Lex finalized the divorce on a Tuesday.
Clean. Efficient. Papers signed, assets divided with surgical precision, lawyers dismissed before lunch. By evening, the penthouse no longer carried her presence—no traces left behind that couldn’t be replaced or erased. Lex told himself it was closure. He told everyone else it was inevitability.
By Wednesday, there was someone new.
Not hidden. Not discreet. A woman seated beside him at a charity gala like she’d always belonged there, hand resting on his arm with practiced ease. Younger? Smarter? Different in ways that mattered just enough. The cameras caught it immediately. Headlines followed. Speculation bloomed.

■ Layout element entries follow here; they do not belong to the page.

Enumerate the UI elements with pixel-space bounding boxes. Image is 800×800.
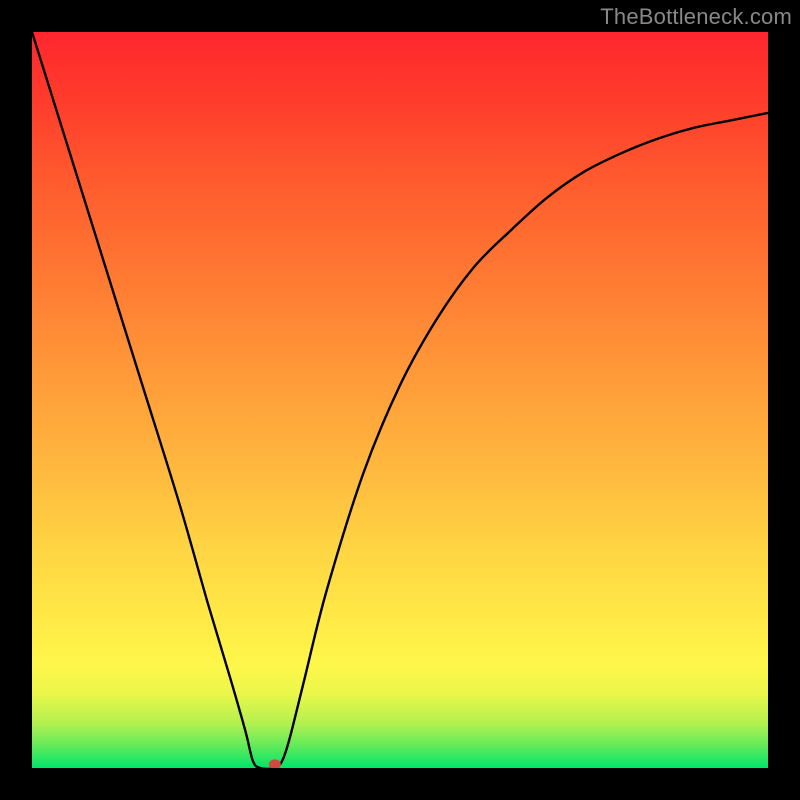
marker-dot <box>269 759 281 768</box>
watermark-text: TheBottleneck.com <box>600 4 792 30</box>
chart-frame: TheBottleneck.com <box>0 0 800 800</box>
plot-area <box>32 32 768 768</box>
bottleneck-curve <box>32 32 768 768</box>
chart-svg <box>32 32 768 768</box>
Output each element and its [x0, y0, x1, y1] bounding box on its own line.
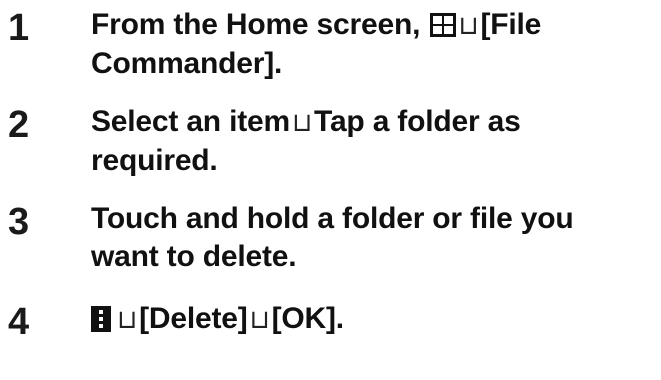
apps-grid-icon [430, 9, 457, 37]
step-text-segment: Select an item [91, 105, 290, 138]
step-line: Touch and hold a folder or file you [91, 202, 574, 235]
step-text: From the Home screen, ⊔[File Commander]. [91, 6, 651, 83]
step-line: ⊔[Delete]⊔[OK]. [91, 300, 651, 339]
step-text: Select an item⊔Tap a folder as required. [91, 103, 651, 180]
step-number: 3 [8, 201, 30, 243]
step-separator-icon: ⊔ [291, 108, 313, 138]
step-number: 1 [8, 7, 30, 49]
step-text-segment: Tap a folder as [314, 105, 521, 138]
step-text-segment: From the Home screen, [91, 8, 429, 41]
step-number: 4 [8, 301, 30, 343]
instruction-page: 1 From the Home screen, ⊔[File Commander… [0, 0, 661, 380]
step-line: From the Home screen, ⊔[File [91, 6, 651, 45]
step-number: 2 [8, 104, 30, 146]
step-separator-icon: ⊔ [458, 11, 479, 41]
menu-icon [91, 304, 111, 332]
step-line: Select an item⊔Tap a folder as [91, 103, 651, 142]
step-text: ⊔[Delete]⊔[OK]. [91, 300, 651, 339]
step-text-segment: [OK]. [271, 302, 345, 335]
step-text-segment: [File [480, 8, 542, 41]
step-line: required. [91, 144, 218, 177]
step-separator-icon: ⊔ [117, 305, 138, 335]
step-line: Commander]. [91, 47, 283, 80]
step-text-segment: [Delete] [139, 302, 248, 335]
step-line: want to delete. [91, 240, 297, 273]
step-separator-icon: ⊔ [249, 305, 270, 335]
step-text: Touch and hold a folder or file you want… [91, 200, 651, 276]
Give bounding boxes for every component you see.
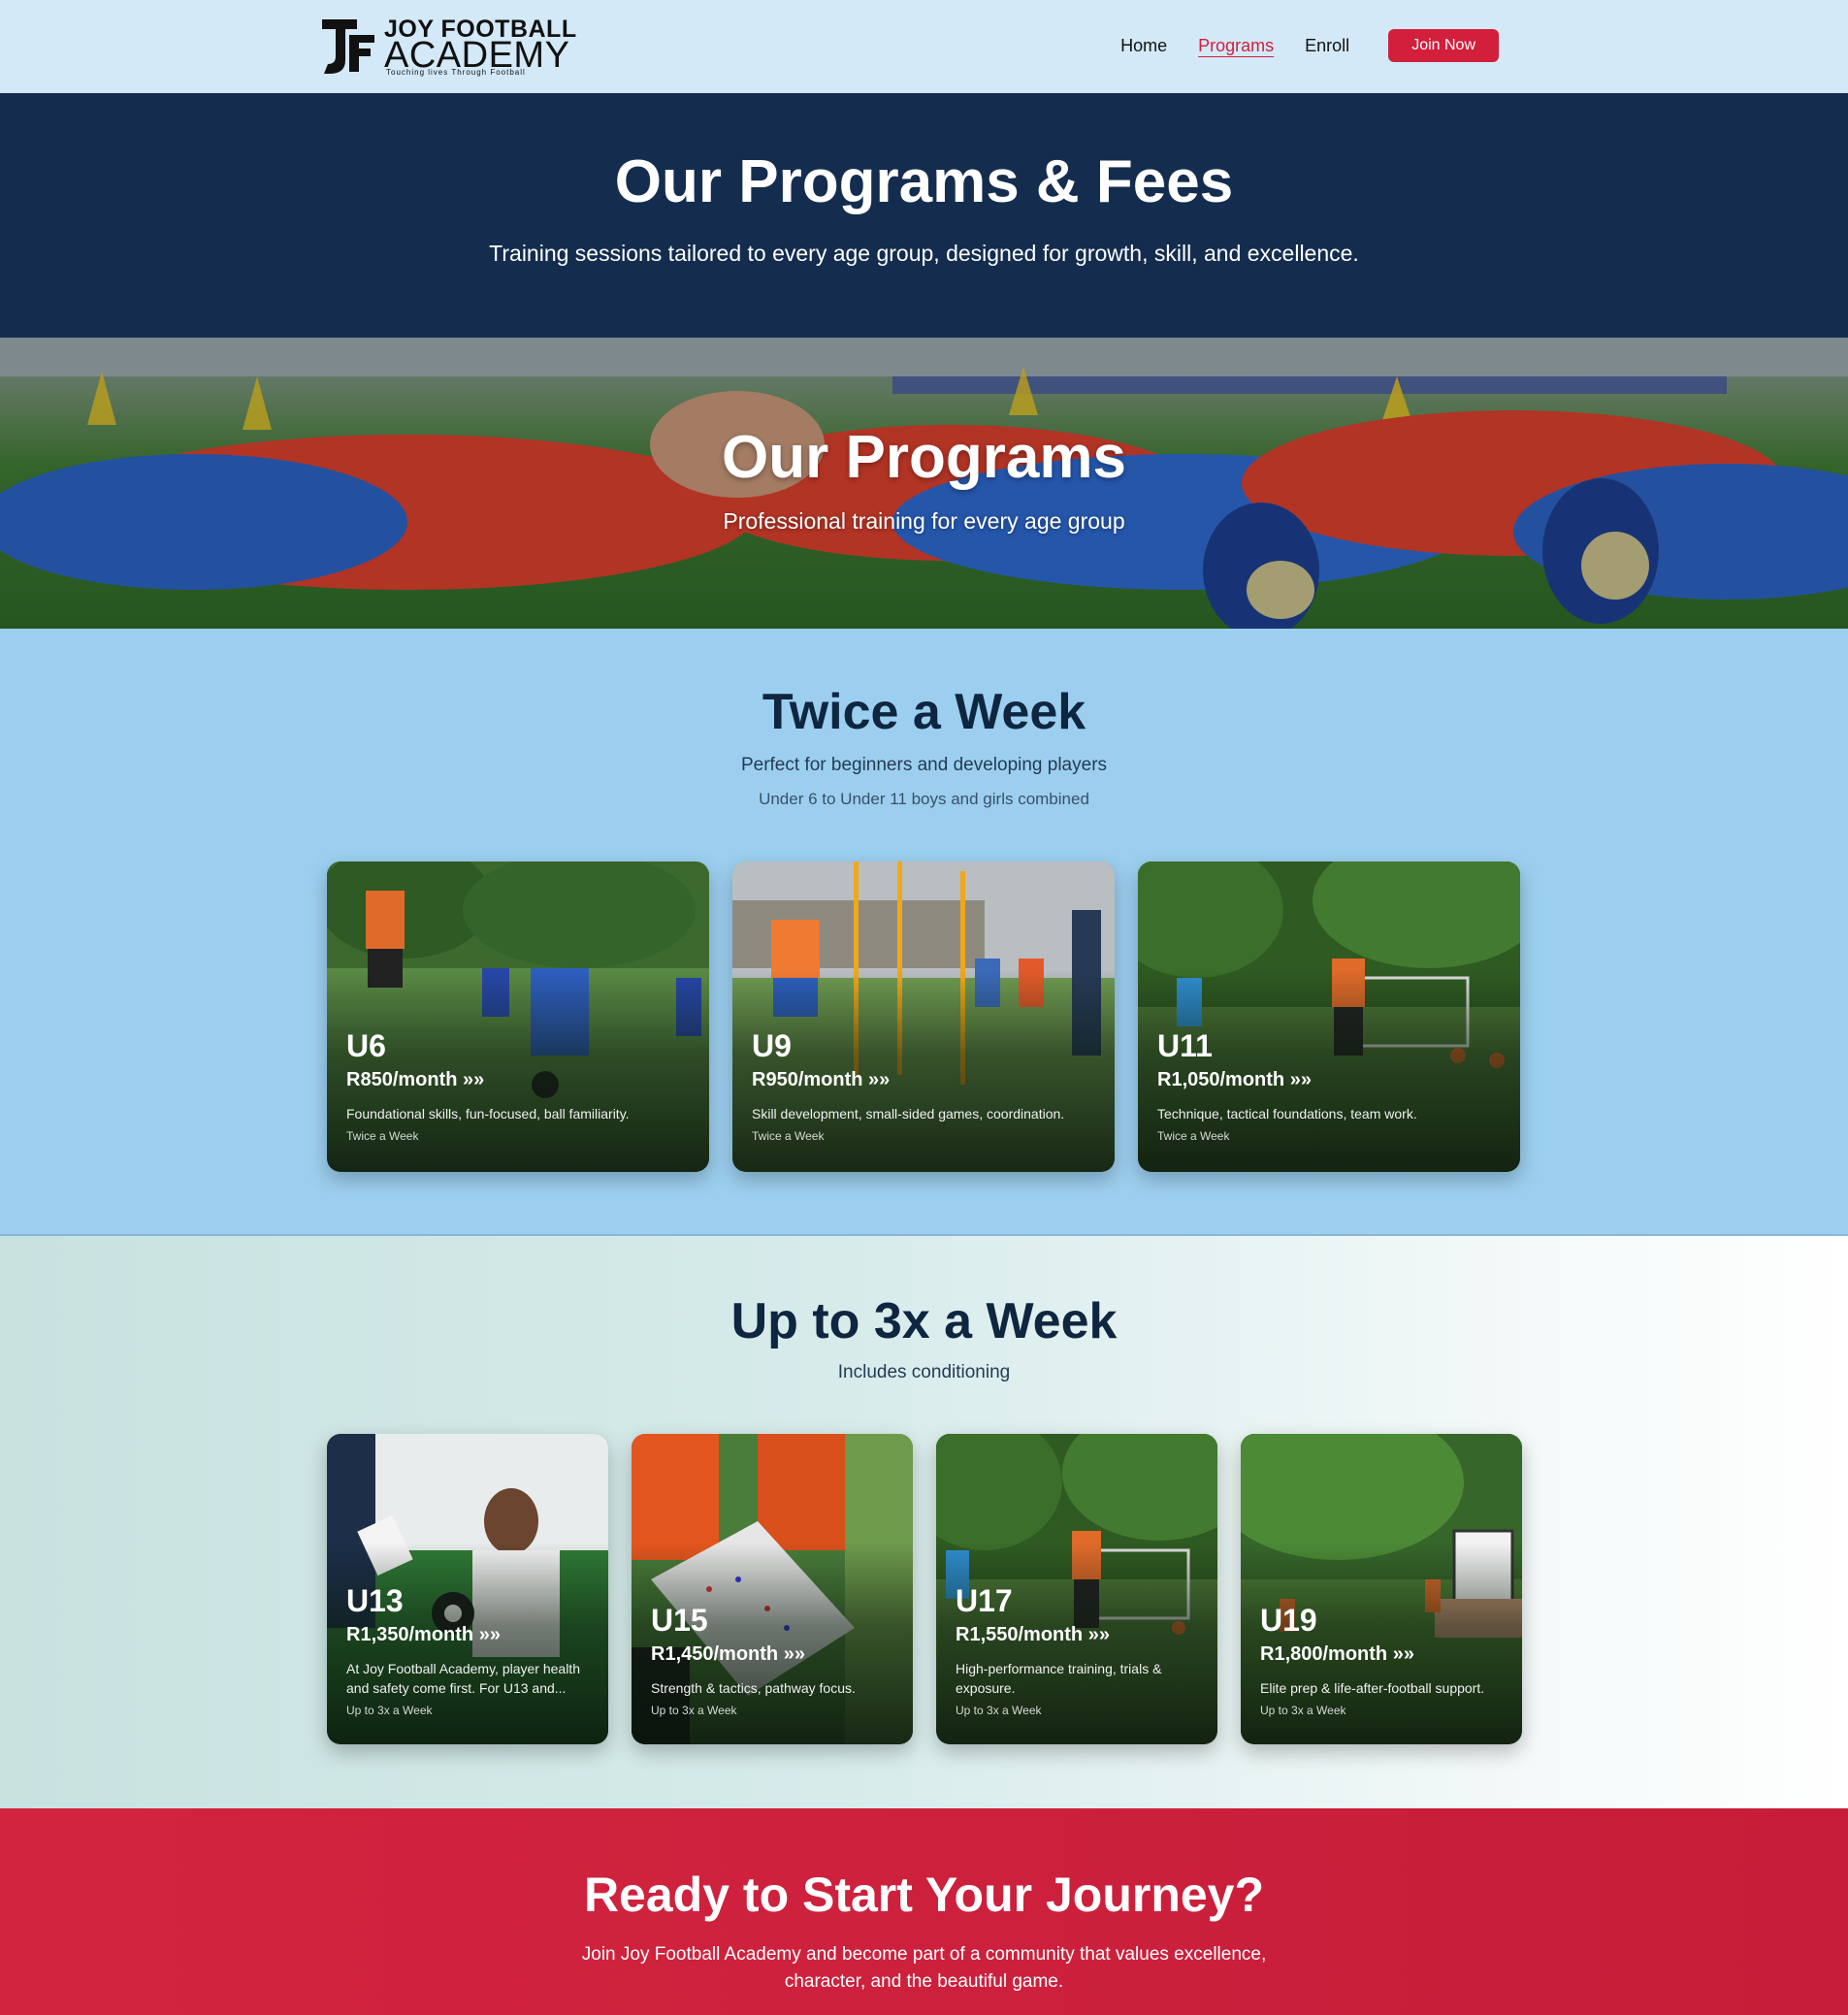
card-description: Elite prep & life-after-football support… bbox=[1260, 1680, 1485, 1696]
banner-title: Our Programs bbox=[722, 424, 1126, 491]
cta-title: Ready to Start Your Journey? bbox=[583, 1868, 1265, 1922]
card-description: High-performance training, trials & expo… bbox=[956, 1661, 1162, 1696]
price-value: R1,800/month bbox=[1260, 1643, 1388, 1665]
programs-banner: Our Programs Professional training for e… bbox=[0, 338, 1848, 629]
join-now-button[interactable]: Join Now bbox=[1388, 29, 1499, 62]
cta-section: Ready to Start Your Journey? Join Joy Fo… bbox=[0, 1808, 1848, 2015]
double-arrow-icon: »» bbox=[463, 1069, 485, 1090]
nav-programs-link[interactable]: Programs bbox=[1198, 36, 1274, 56]
nav-home-link[interactable]: Home bbox=[1120, 36, 1167, 56]
banner-subtitle: Professional training for every age grou… bbox=[723, 508, 1125, 534]
twice-a-week-section: Twice a Week Perfect for beginners and d… bbox=[0, 629, 1848, 1236]
top-navbar: JOY FOOTBALL ACADEMY Touching lives Thro… bbox=[0, 0, 1848, 93]
double-arrow-icon: »» bbox=[1087, 1624, 1110, 1645]
price-value: R950/month bbox=[752, 1069, 863, 1090]
card-frequency: Up to 3x a Week bbox=[651, 1704, 737, 1717]
card-description: At Joy Football Academy, player health a… bbox=[346, 1661, 580, 1696]
price-value: R1,550/month bbox=[956, 1624, 1084, 1645]
card-price: R1,450/month »» bbox=[651, 1643, 805, 1666]
card-price: R850/month »» bbox=[346, 1069, 484, 1091]
page-subtitle: Training sessions tailored to every age … bbox=[489, 241, 1359, 266]
logo-tagline: Touching lives Through Football bbox=[386, 68, 526, 77]
card-frequency: Twice a Week bbox=[1157, 1129, 1230, 1143]
card-age: U17 bbox=[956, 1583, 1013, 1618]
price-value: R1,350/month bbox=[346, 1624, 474, 1645]
program-card-u6[interactable]: U6 R850/month »» Foundational skills, fu… bbox=[327, 861, 709, 1172]
card-description: Technique, tactical foundations, team wo… bbox=[1157, 1106, 1417, 1121]
three-times-a-week-section: Up to 3x a Week Includes conditioning U1… bbox=[0, 1236, 1848, 1808]
double-arrow-icon: »» bbox=[478, 1624, 501, 1645]
card-age: U6 bbox=[346, 1028, 386, 1063]
price-value: R850/month bbox=[346, 1069, 458, 1090]
card-age: U19 bbox=[1260, 1603, 1317, 1638]
card-shade bbox=[632, 1434, 913, 1744]
thrice-subtitle: Includes conditioning bbox=[837, 1362, 1011, 1382]
card-shade bbox=[327, 861, 709, 1172]
card-frequency: Up to 3x a Week bbox=[956, 1704, 1042, 1717]
double-arrow-icon: »» bbox=[1289, 1069, 1312, 1090]
double-arrow-icon: »» bbox=[1392, 1643, 1414, 1665]
card-price: R1,550/month »» bbox=[956, 1624, 1110, 1646]
program-card-u15[interactable]: U15 R1,450/month »» Strength & tactics, … bbox=[632, 1434, 913, 1744]
jf-logo-icon bbox=[322, 19, 374, 74]
double-arrow-icon: »» bbox=[868, 1069, 891, 1090]
program-card-u13[interactable]: U13 R1,350/month »» At Joy Football Acad… bbox=[327, 1434, 608, 1744]
program-card-u11[interactable]: U11 R1,050/month »» Technique, tactical … bbox=[1138, 861, 1520, 1172]
twice-subtitle: Perfect for beginners and developing pla… bbox=[740, 755, 1108, 775]
card-frequency: Up to 3x a Week bbox=[346, 1704, 433, 1717]
card-description: Strength & tactics, pathway focus. bbox=[651, 1680, 856, 1696]
nav-links: Home Programs Enroll Join Now bbox=[1120, 29, 1499, 62]
price-value: R1,050/month bbox=[1157, 1069, 1285, 1090]
card-frequency: Twice a Week bbox=[752, 1129, 825, 1143]
page-header: Our Programs & Fees Training sessions ta… bbox=[0, 93, 1848, 338]
card-description: Skill development, small-sided games, co… bbox=[752, 1106, 1065, 1121]
program-card-u9[interactable]: U9 R950/month »» Skill development, smal… bbox=[732, 861, 1115, 1172]
thrice-title: Up to 3x a Week bbox=[730, 1293, 1118, 1349]
card-age: U9 bbox=[752, 1028, 792, 1063]
card-frequency: Up to 3x a Week bbox=[1260, 1704, 1346, 1717]
card-age: U11 bbox=[1157, 1028, 1213, 1063]
card-price: R1,350/month »» bbox=[346, 1624, 501, 1646]
twice-note: Under 6 to Under 11 boys and girls combi… bbox=[759, 790, 1089, 808]
cta-text: Join Joy Football Academy and become par… bbox=[581, 1944, 1267, 1992]
double-arrow-icon: »» bbox=[783, 1643, 805, 1665]
price-value: R1,450/month bbox=[651, 1643, 779, 1665]
card-price: R1,800/month »» bbox=[1260, 1643, 1414, 1666]
card-shade bbox=[732, 861, 1115, 1172]
card-age: U13 bbox=[346, 1583, 404, 1618]
program-card-u17[interactable]: U17 R1,550/month »» High-performance tra… bbox=[936, 1434, 1217, 1744]
card-shade bbox=[1241, 1434, 1522, 1744]
card-age: U15 bbox=[651, 1603, 708, 1638]
academy-logo[interactable]: JOY FOOTBALL ACADEMY Touching lives Thro… bbox=[318, 14, 576, 78]
card-description: Foundational skills, fun-focused, ball f… bbox=[346, 1106, 630, 1121]
card-frequency: Twice a Week bbox=[346, 1129, 419, 1143]
twice-title: Twice a Week bbox=[762, 684, 1086, 740]
nav-enroll-link[interactable]: Enroll bbox=[1305, 36, 1349, 56]
program-card-u19[interactable]: U19 R1,800/month »» Elite prep & life-af… bbox=[1241, 1434, 1522, 1744]
page-title: Our Programs & Fees bbox=[614, 148, 1234, 215]
card-price: R950/month »» bbox=[752, 1069, 890, 1091]
card-shade bbox=[1138, 861, 1520, 1172]
card-price: R1,050/month »» bbox=[1157, 1069, 1312, 1091]
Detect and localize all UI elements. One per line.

Lex didn’t correct a single assumption.
He moved through it all with that familiar, infuriating confidence—tailored suit, measured smile, a man who treated relationships the same way he treated corporations. When one no longer served his future, he exited and reinvested.
Cold. Calculated.
And yet—those who knew him well enough noticed the timing. The speed. The way he refused to sit with the loss for even a full day. As if stillness itself might catch up to him if he slowed down long enough to feel anything at all.
Lex didn’t believe in mourning.
He believed in momentum.
And if that made him a bastard— well.
He’d never pretended to be anything else.